Analyzer and statistics generator for text-based conversations. If interested, check out also my related article.
Includes scraper and parser for Facebook conversations.
The scraper retrieves all messages of a specific Facebook conversation and saves them in a JSON file. At this step messages include all fields and attributes as defined by the Facebook response format.
The parser takes as input the result of the scraper and extracts only the textual messages and related attributes, for then saving them to a text file. Such file is used as input for the conversation analyzer.
Conversation format example (based on the current parser):
2012.06.17 15:27:42 SENDER_1 Message text from sender1
2012.06.18 17:27:42 SENDER_2 Message text from sender2
Each of the three components (i.e. scraper, parser, analyzer) can be run separately. The analyzer can be accessed via the main.py script contained in the src folder. It will log a set of basic stats for the overall conversation. Scraper ( conversationScraper.py ) and parser ( conversationParser.py ) are instead inside the util folder.
For each see the help menu (-h or --help) for a detailed usage description.
Basic configurations for all modules can be managed via the config.ini file. The location of the config file to be used should be passed via --config argument.
The only additional requirement for parser and scraper is the requests package. For the analyzer I used Conda; requirements.txt is the exported environment file. See here for a guide on how to manage Conda environments.
In order to access Facebook conversations the following parameters are required: cookie and fb_dtsg and conversation ID.
Such data can be found via the following procedure:
- Open the desired conversation in a browser
- Check the network traffic via the preferred developer tool or equivalent
- Scroll up in the conversation until a POST request is issued to thread_info.php
- Locate and copy the required parameters: cookie, fb_dtsg and conversation ID
4.1 You can find the conversation ID in a line with this format: messages[user_ids][<conversation_ID>].. or messages[thread_fbids][<conversation_ID>] for group conversations.
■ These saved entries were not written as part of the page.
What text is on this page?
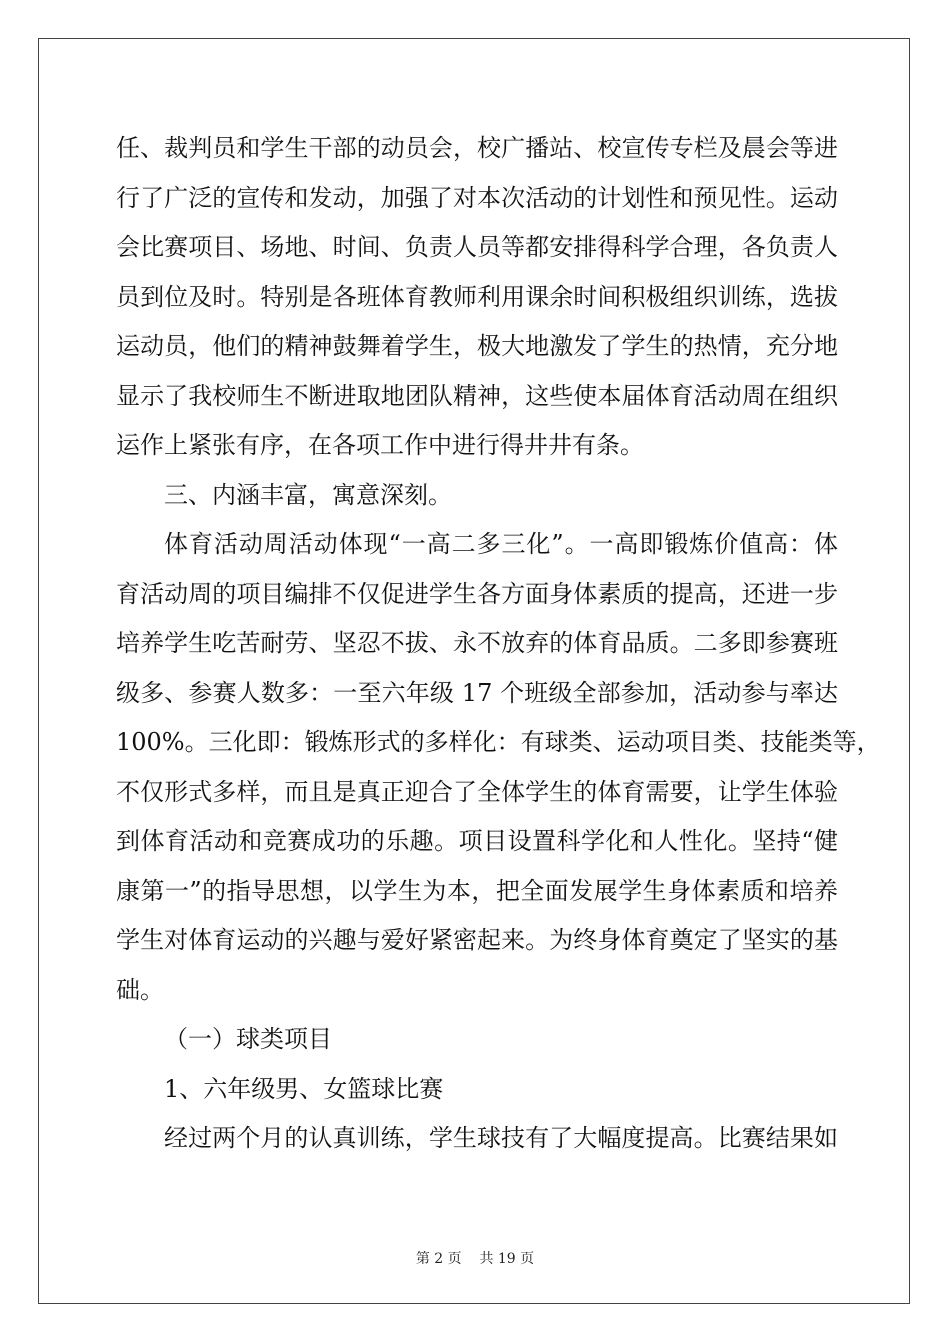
任、裁判员和学生干部的动员会，校广播站、校宣传专栏及晨会等进
行了广泛的宣传和发动，加强了对本次活动的计划性和预见性。运动
会比赛项目、场地、时间、负责人员等都安排得科学合理，各负责人
员到位及时。特别是各班体育教师利用课余时间积极组织训练，选拔
运动员，他们的精神鼓舞着学生，极大地激发了学生的热情，充分地
显示了我校师生不断进取地团队精神，这些使本届体育活动周在组织
运作上紧张有序，在各项工作中进行得井井有条。

三、内涵丰富，寓意深刻。

体育活动周活动体现“一高二多三化”。一高即锻炼价值高：体
育活动周的项目编排不仅促进学生各方面身体素质的提高，还进一步
培养学生吃苦耐劳、坚忍不拔、永不放弃的体育品质。二多即参赛班
级多、参赛人数多：一至六年级 17 个班级全部参加，活动参与率达
100%。三化即：锻炼形式的多样化：有球类、运动项目类、技能类等，
不仅形式多样，而且是真正迎合了全体学生的体育需要，让学生体验
到体育活动和竞赛成功的乐趣。项目设置科学化和人性化。坚持“健
康第一”的指导思想，以学生为本，把全面发展学生身体素质和培养
学生对体育运动的兴趣与爱好紧密起来。为终身体育奠定了坚实的基
础。

（一）球类项目

1、六年级男、女篮球比赛

经过两个月的认真训练，学生球技有了大幅度提高。比赛结果如

第 2 页 共 19 页
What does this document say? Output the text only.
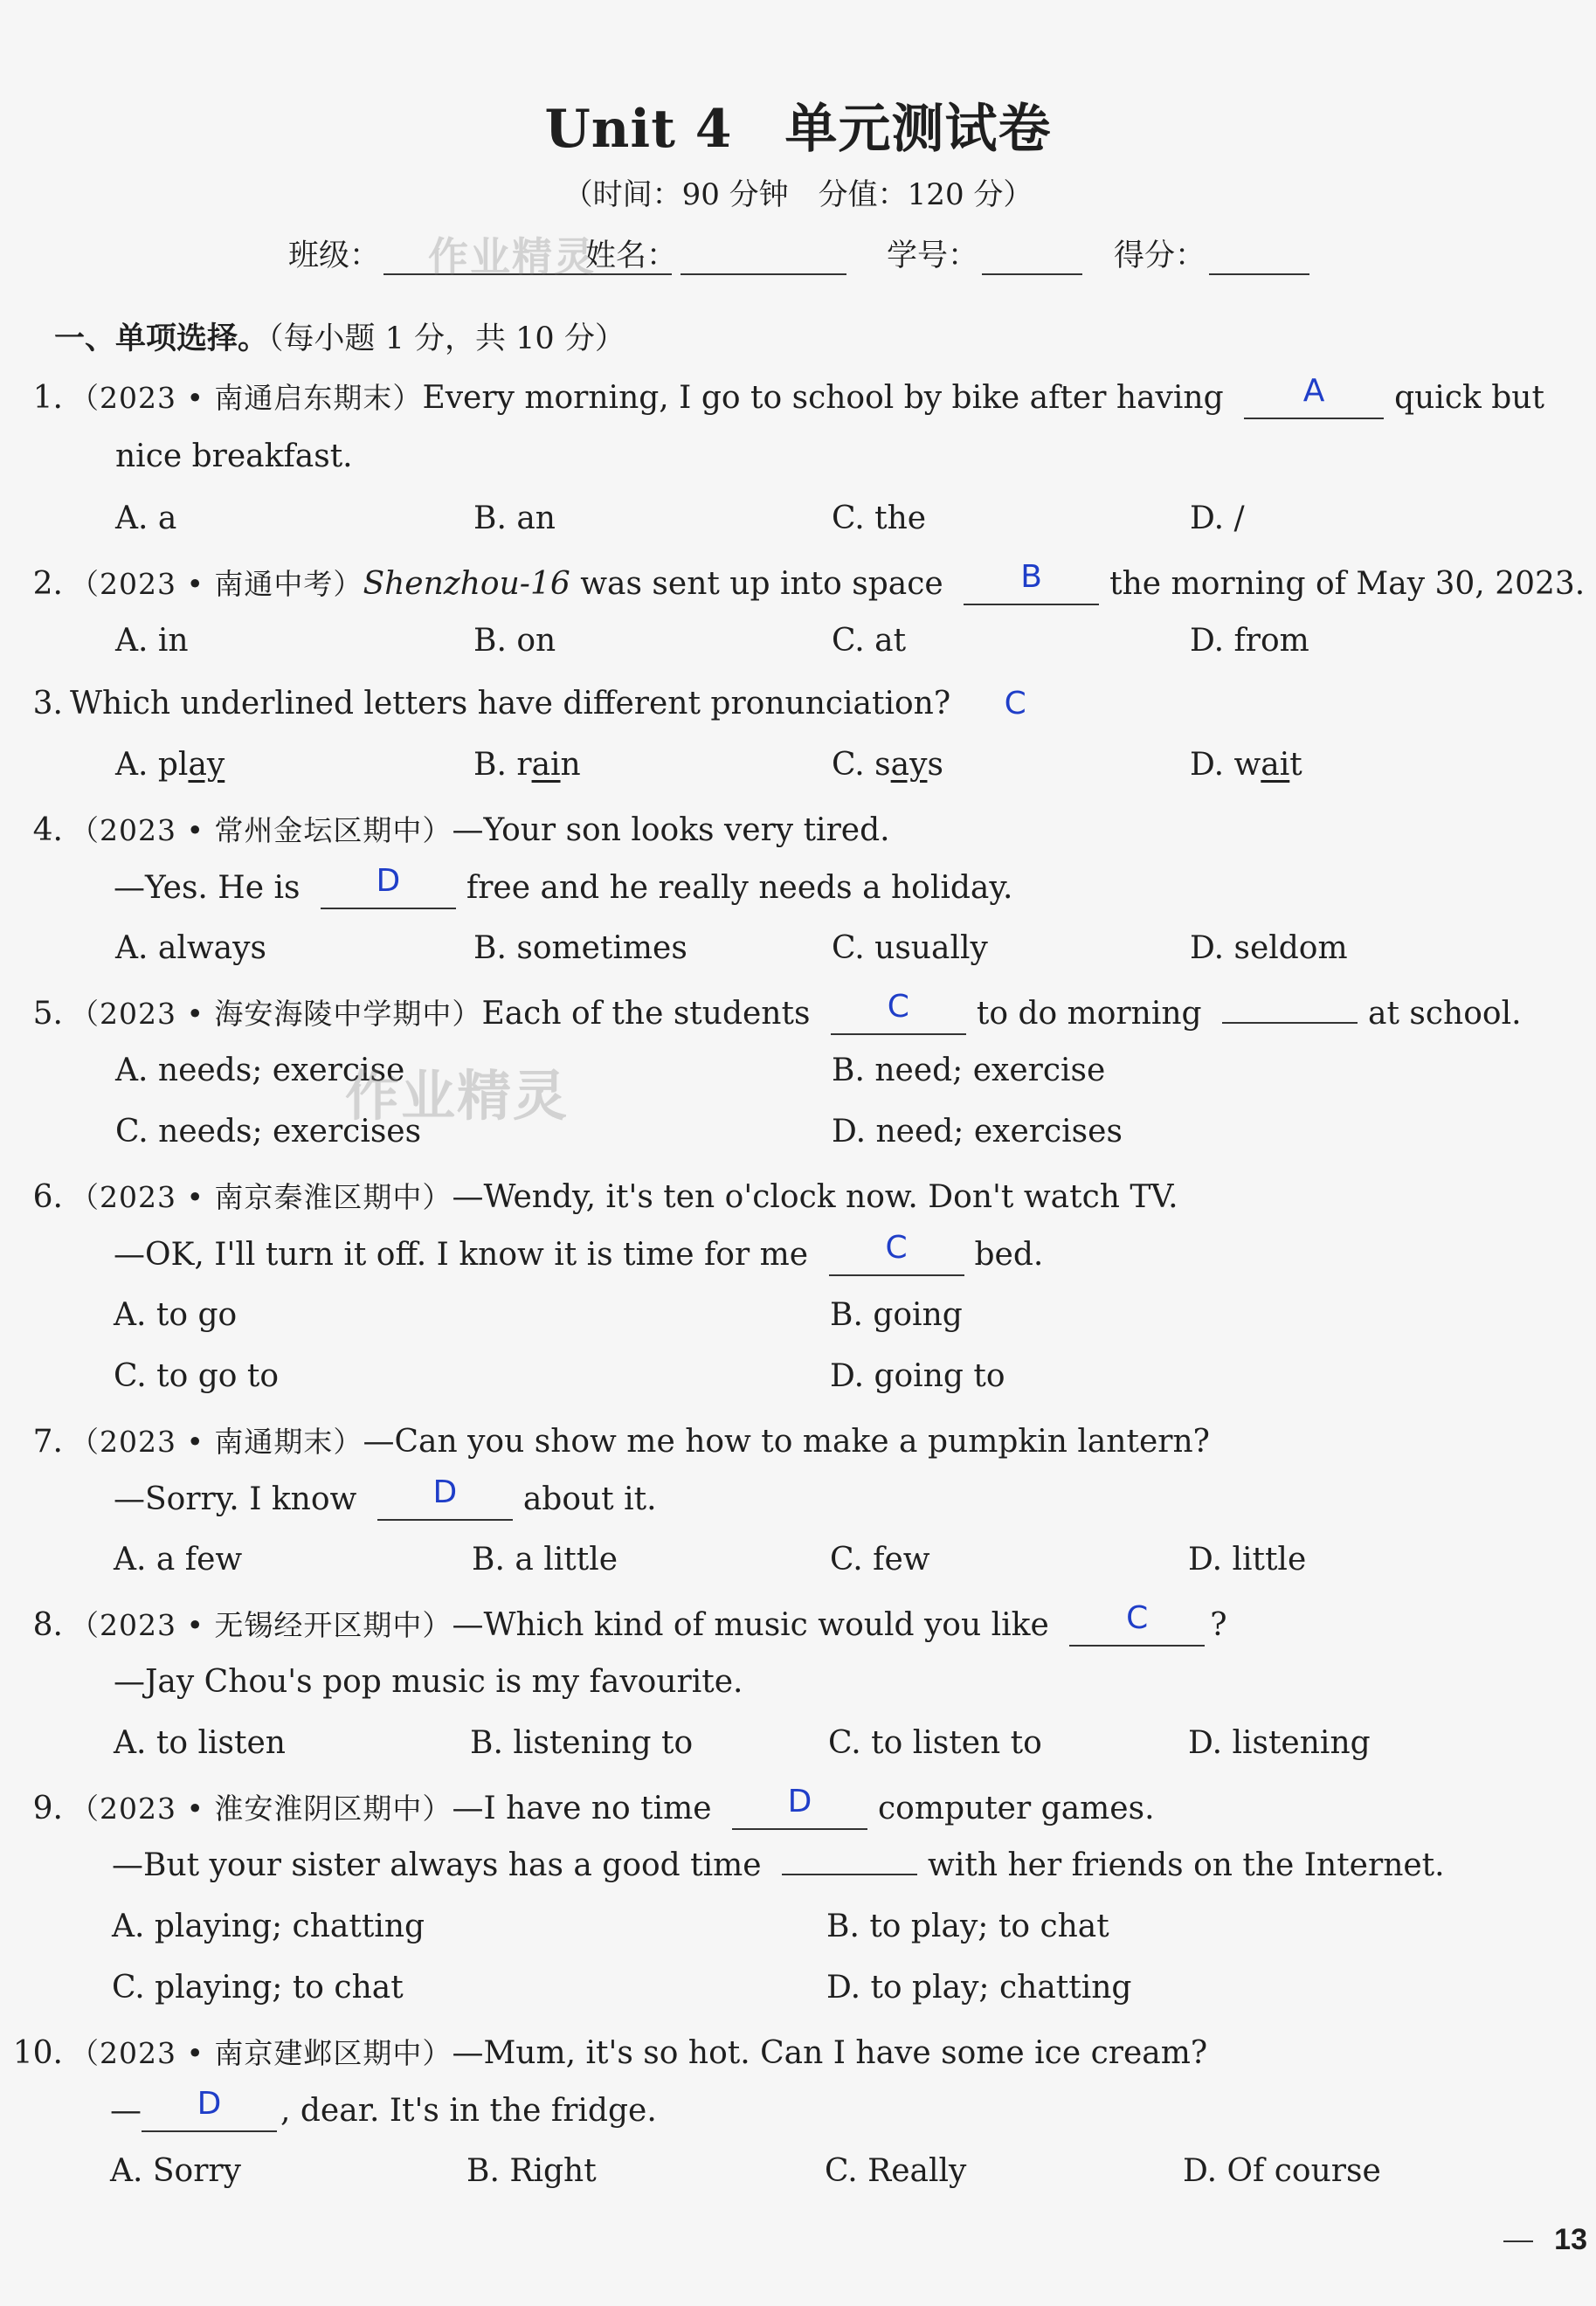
Unit 4 单元测试卷
（时间：90 分钟　分值：120 分）
班级：	姓名：	学号：	得分：
作业精灵
一、单项选择。（每小题 1 分，共 10 分）
1. （2023 • 南通启东期末）Every morning, I go to school by bike after having	A quick but
nice breakfast.
A. a	B. an	C. the	D. /
2. （2023 • 南通中考）Shenzhou-16 was sent up into space B the morning of May 30, 2023.
A. in	B. on	C. at	D. from
3. Which underlined letters have different pronunciation? C
A. play	B. rain	C. says	D. wait
4. （2023 • 常州金坛区期中）—Your son looks very tired.
—Yes. He is D free and he really needs a holiday.
A. always	B. sometimes	C. usually	D. seldom
5. （2023 • 海安海陵中学期中）Each of the students C to do morning	at school.
A. needs; exercise	B. need; exercise
C. needs; exercises	D. need; exercises
作业精灵
6. （2023 • 南京秦淮区期中）—Wendy, it's ten o'clock now. Don't watch TV.
—OK, I'll turn it off. I know it is time for me C bed.
A. to go	B. going
C. to go to	D. going to
7. （2023 • 南通期末）—Can you show me how to make a pumpkin lantern?
—Sorry. I know D about it.
A. a few	B. a little	C. few	D. little
8. （2023 • 无锡经开区期中）—Which kind of music would you like C ?
—Jay Chou's pop music is my favourite.
A. to listen	B. listening to	C. to listen to	D. listening
9. （2023 • 淮安淮阴区期中）—I have no time D computer games.
—But your sister always has a good time	with her friends on the Internet.
A. playing; chatting	B. to play; to chat
C. playing; to chat	D. to play; chatting
10. （2023 • 南京建邺区期中）—Mum, it's so hot. Can I have some ice cream?
— D , dear. It's in the fridge.
A. Sorry	B. Right	C. Really	D. Of course
13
Once the values of cookie and fb_dtsg have been copied in the config.ini file, the scraper can be run by passing the conversation ID as argument (--id). If you want to scrape a group conversation, use the -g flag, the scraper will not work otherwise. Via the -m flag new messages can be merged with the previously scraped part of the same conversation, if present.
To run the parser just provide as arguments the path of the scraped-conversation file and the desired path for the parsed output. Additionally, via --authors, you can pass a dictionary like structure to provide a correspondence between the profile IDs and preferred aliases. This will produce a more readable output. Example usage:
--authors "{"11234":"SENDER_1", "112345":"SENDER_2"}"
I have added two Jupyter notebooks for easier exploration of the various statistics and analytical results. Just check out Basic Stats or Words Stats. I have left previous outputs as examples, but I encourage you to explore your own data and tweak the stats and plots based on your preferences.
If you are not familiar or not willing to check out the notebook, you can still access the old main.py for automatic stats running. It requires as parameter the filepath of the conversation to be analyzed; it will then log and generate a set of basic stats for the overall conversation.
-
Interval Stats (start/end date, duration, days without messages)
-
Basic Length Stats (number of messages, total length of messages, message average length)
-
Lexical Stats (tokens count and vocabulary, lexical diversity). Tokens count consider duplicate words, while vocabulary (also called types) is the count of unique words. Lexical richness/diversity is the ratio between vocabulary and tokens count.
-
Word Count/Frequency (top N words, words count, words trend, words used just by, relevant words by sender, zipf's law). This can then generalize for all other N-Grams.
-
Emoticons Stats (number of emoticons used, emoticon ratio, emoticon count)
-
Reply Delay (reply delay by sender, reply delay by message length, num of sequential messages by sender)
-
Aggregation - most of the previous groups include the option of aggregation by sender, or by combination of datetime features (e.g. hour, day, month, year).
NEW
- Sentiment Analysis (joy, anger, disgust, fear values via IBM Watson Tone Analyzer Service)
* different-conversations comparison
* option of using normal login for facebook, then collect needed info (try mechanize)
Released under version 2.0 of the Apache License.